232. Hikmet
Söyleyim size, dostlarım, kimler gelip gidesi,
Müslümanlar gönlünden mihribânlık gidesi.
Müslümanız diyeler, haram-şüpheli yiyeler,
Yemem diye hem inkâr eder, âhir zaman belgisi.
Bir-birine bakmazlar, mihr-şefkat kılmazlar,
Âhiretin vererek dünyâ malın algısı.
Hakk’ı görüp uymazlar, haksız işi yaparlar,
Hakk’ı söylese vururlar, dinsizlerin belgisi.
Mü‘minim diye söylerler, oruç-namaz kılarlar,
Fesâd işler yaparlar, münafıklar belgisi.
Âlimler haram yerler, âlimlerden din gider,
Zâlimler güçlü olur, mü‘minleri vurgusu.
Hâkimler zâlim olur, mü‘minler malın alır
Ölüp malları kalır, orada Allah’ım sorgusu.
Şeriatı bilmezler, tarikatı okumazlar,
Hakikate yetmezler, şeyhlik dâvâ kılgısı.

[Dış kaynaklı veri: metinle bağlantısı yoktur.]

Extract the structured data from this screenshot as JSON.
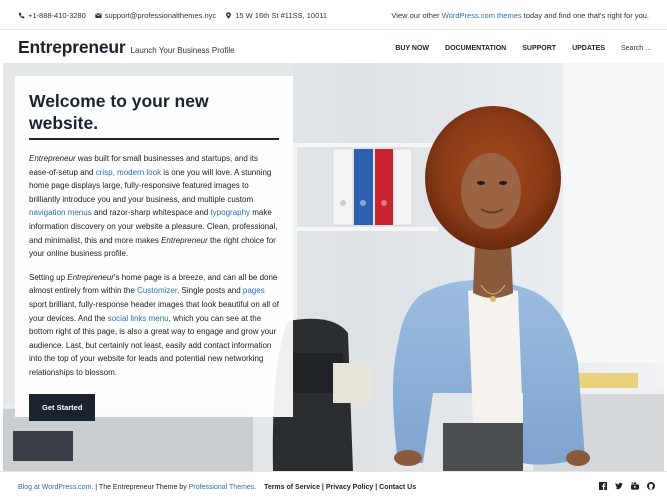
{
  "topbar": {
    "phone": "+1-888-410-3280",
    "email": "support@professionalthemes.nyc",
    "address": "15 W 16th St #11SS, 10011",
    "right_prefix": "View our other",
    "right_link": "WordPress.com themes",
    "right_suffix": "today and find one that's right for you."
  },
  "header": {
    "site_title": "Entrepreneur",
    "tagline": "Launch Your Business Profile",
    "nav": [
      "BUY NOW",
      "DOCUMENTATION",
      "SUPPORT",
      "UPDATES"
    ],
    "search_placeholder": "Search …"
  },
  "welcome": {
    "heading": "Welcome to your new website.",
    "p1": {
      "a": "Entrepreneur",
      "b": " was built for small businesses and startups, and its ease-of-setup and ",
      "link1": "crisp, modern look",
      "c": " is one you will love. A stunning home page displays large, fully-responsive featured images to brilliantly introduce you and your business, and multiple custom ",
      "link2": "navigation menus",
      "d": " and razor-sharp whitespace and ",
      "link3": "typography",
      "e": " make information discovery on your website a pleasure. Clean, professional, and minimalist, this and more makes ",
      "f": "Entrepreneur",
      "g": " the right choice for your online business profile."
    },
    "p2": {
      "a": "Setting up ",
      "b": "Entrepreneur",
      "c": "'s home page is a breeze, and can all be done almost entirely from within the ",
      "link1": "Customizer",
      "d": ". Single posts and ",
      "link2": "pages",
      "e": " sport brilliant, fully-response header images that look beautiful on all of your devices. And the ",
      "link3": "social links menu",
      "f": ", which you can see at the bottom right of this page, is also a great way to engage and grow your audience. Last, but certainly not least, easily add contact information into the top of your website for leads and potential new networking relationships to blossom."
    },
    "button": "Get Started"
  },
  "footer": {
    "blog_link": "Blog at WordPress.com.",
    "sep1": " | The Entrepreneur Theme by ",
    "theme_link": "Professional Themes.",
    "links": [
      "Terms of Service",
      "Privacy Policy",
      "Contact Us"
    ],
    "social": [
      "facebook-icon",
      "twitter-icon",
      "youtube-icon",
      "github-icon"
    ]
  },
  "colors": {
    "brand_dark": "#1b2331",
    "link_blue": "#2f6eb5",
    "jacket_blue": "#8fb2d8"
  }
}
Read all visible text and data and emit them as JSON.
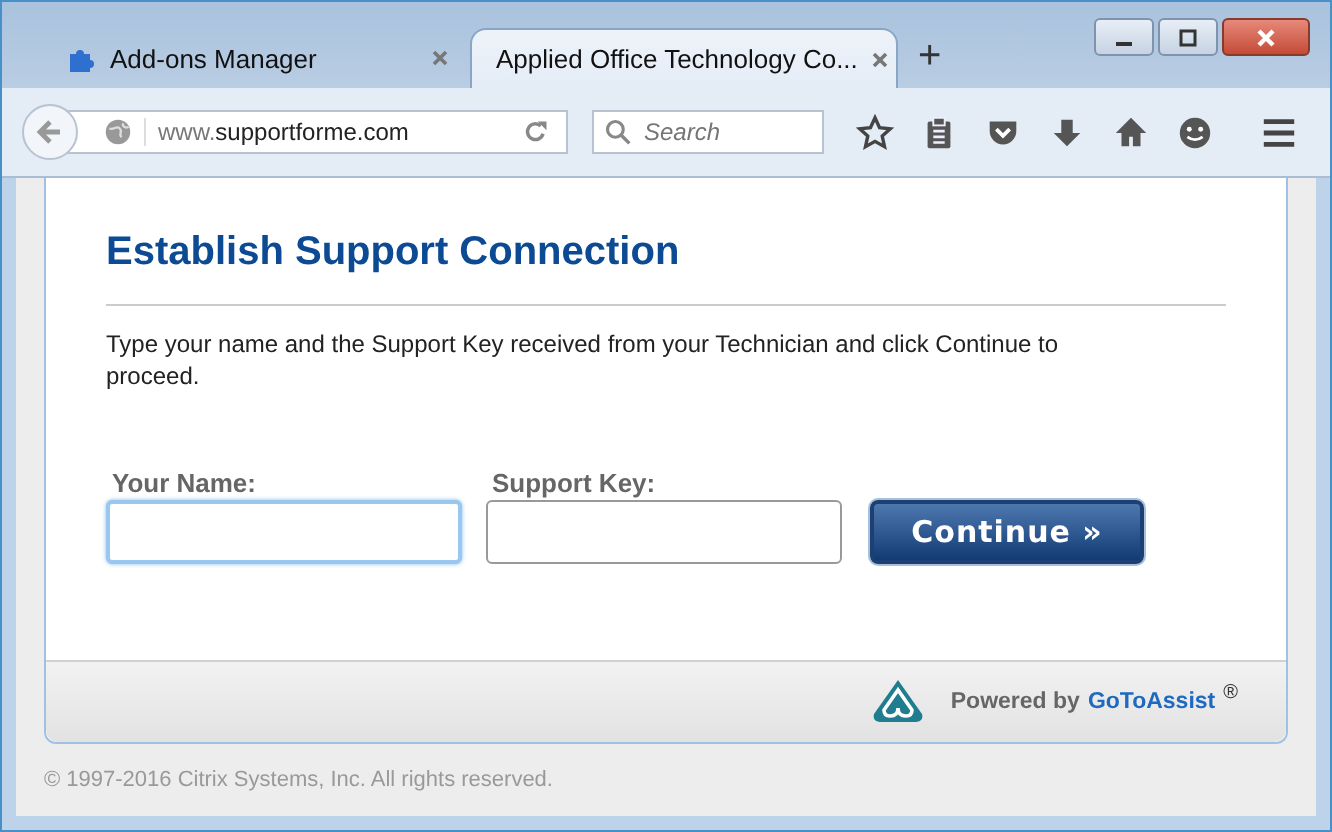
{
  "tabs": [
    {
      "title": "Add-ons Manager",
      "selected": false,
      "kind": "addon"
    },
    {
      "title": "Applied Office Technology Co...",
      "selected": true,
      "kind": "page"
    }
  ],
  "new_tab": "+",
  "toolbar": {
    "url_prefix": "www.",
    "url_domain": "supportforme.com",
    "search": {
      "placeholder": "Search"
    }
  },
  "page": {
    "title": "Establish Support Connection",
    "instructions": "Type your name and the Support Key received from your Technician and click Continue to proceed.",
    "fields": [
      {
        "label": "Your Name:",
        "focused": true
      },
      {
        "label": "Support Key:",
        "focused": false
      }
    ],
    "button": "Continue »",
    "footer": {
      "powered": "Powered by",
      "brand": "GoToAssist",
      "mark": "®"
    },
    "copyright": "© 1997-2016 Citrix Systems, Inc. All rights reserved."
  }
}
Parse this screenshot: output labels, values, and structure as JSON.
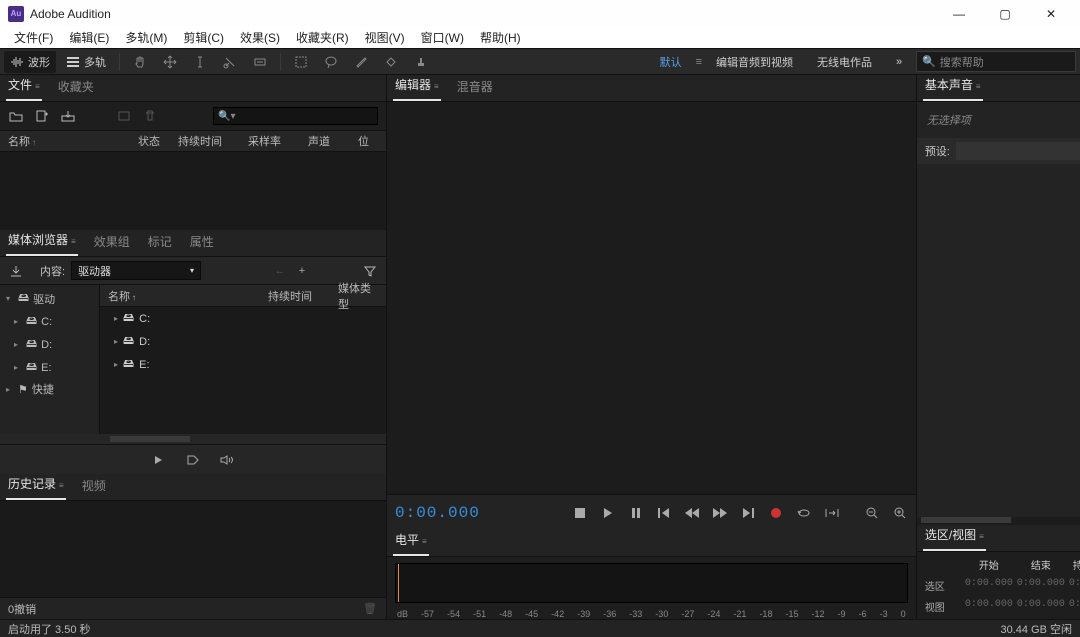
{
  "app": {
    "title": "Adobe Audition",
    "icon_label": "Au"
  },
  "window_controls": {
    "min": "—",
    "max": "▢",
    "close": "✕"
  },
  "menubar": [
    "文件(F)",
    "编辑(E)",
    "多轨(M)",
    "剪辑(C)",
    "效果(S)",
    "收藏夹(R)",
    "视图(V)",
    "窗口(W)",
    "帮助(H)"
  ],
  "toolbar": {
    "waveform": "波形",
    "multitrack": "多轨",
    "workspaces": {
      "default": "默认",
      "edit_audio_to_video": "编辑音频到视频",
      "radio_production": "无线电作品"
    },
    "search_placeholder": "搜索帮助"
  },
  "files_panel": {
    "tabs": [
      "文件",
      "收藏夹"
    ],
    "columns": {
      "name": "名称",
      "status": "状态",
      "duration": "持续时间",
      "sample_rate": "采样率",
      "channels": "声道",
      "bits": "位"
    }
  },
  "media_panel": {
    "tabs": [
      "媒体浏览器",
      "效果组",
      "标记",
      "属性"
    ],
    "content_label": "内容:",
    "content_value": "驱动器",
    "tree": {
      "root": "驱动",
      "d_c": "C:",
      "d_d": "D:",
      "d_e": "E:",
      "shortcuts": "快捷"
    },
    "list": {
      "name_hdr": "名称",
      "duration_hdr": "持续时间",
      "type_hdr": "媒体类型",
      "row_c": "C:",
      "row_d": "D:",
      "row_e": "E:"
    }
  },
  "history_panel": {
    "tabs": [
      "历史记录",
      "视频"
    ],
    "undo_count": "0撤销"
  },
  "editor_panel": {
    "tabs": [
      "编辑器",
      "混音器"
    ],
    "timecode": "0:00.000"
  },
  "levels_panel": {
    "tab": "电平",
    "db_ticks": [
      "dB",
      "-57",
      "-54",
      "-51",
      "-48",
      "-45",
      "-42",
      "-39",
      "-36",
      "-33",
      "-30",
      "-27",
      "-24",
      "-21",
      "-18",
      "-15",
      "-12",
      "-9",
      "-6",
      "-3",
      "0"
    ]
  },
  "essential_panel": {
    "tab": "基本声音",
    "no_selection": "无选择项",
    "preset_label": "预设:"
  },
  "selection_panel": {
    "tab": "选区/视图",
    "headers": {
      "start": "开始",
      "end": "结束",
      "duration": "持续时间"
    },
    "rows": {
      "selection": "选区",
      "view": "视图"
    },
    "zero": "0:00.000"
  },
  "status": {
    "startup": "启动用了 3.50 秒",
    "disk": "30.44 GB 空闲"
  }
}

Milleti mürid alırlar, âh ve figân kılırlar,
Hayran olup kalırlar, lânetli Deccal bilgisi.
Dünyâ malını sevme, dünyâyı çok yığma,
Ölmezim diye söyleme, bütün âlem ölgüsü.
Nefs eline düşmüşsün, ten semirtip yürürsün,
Mahşer günü olunca Kahhâr kahr kılgısı.
Kulluk kılmayıp ölürsen, kara yere girersen,
Yalnız yatıp kalırsan, göze toprak dolgusu.
Kul Hoca Ahmed vardır can, yürüme bakıp hayrân,
Mevlâmdan dile iman, orada dîdâr görgüsü.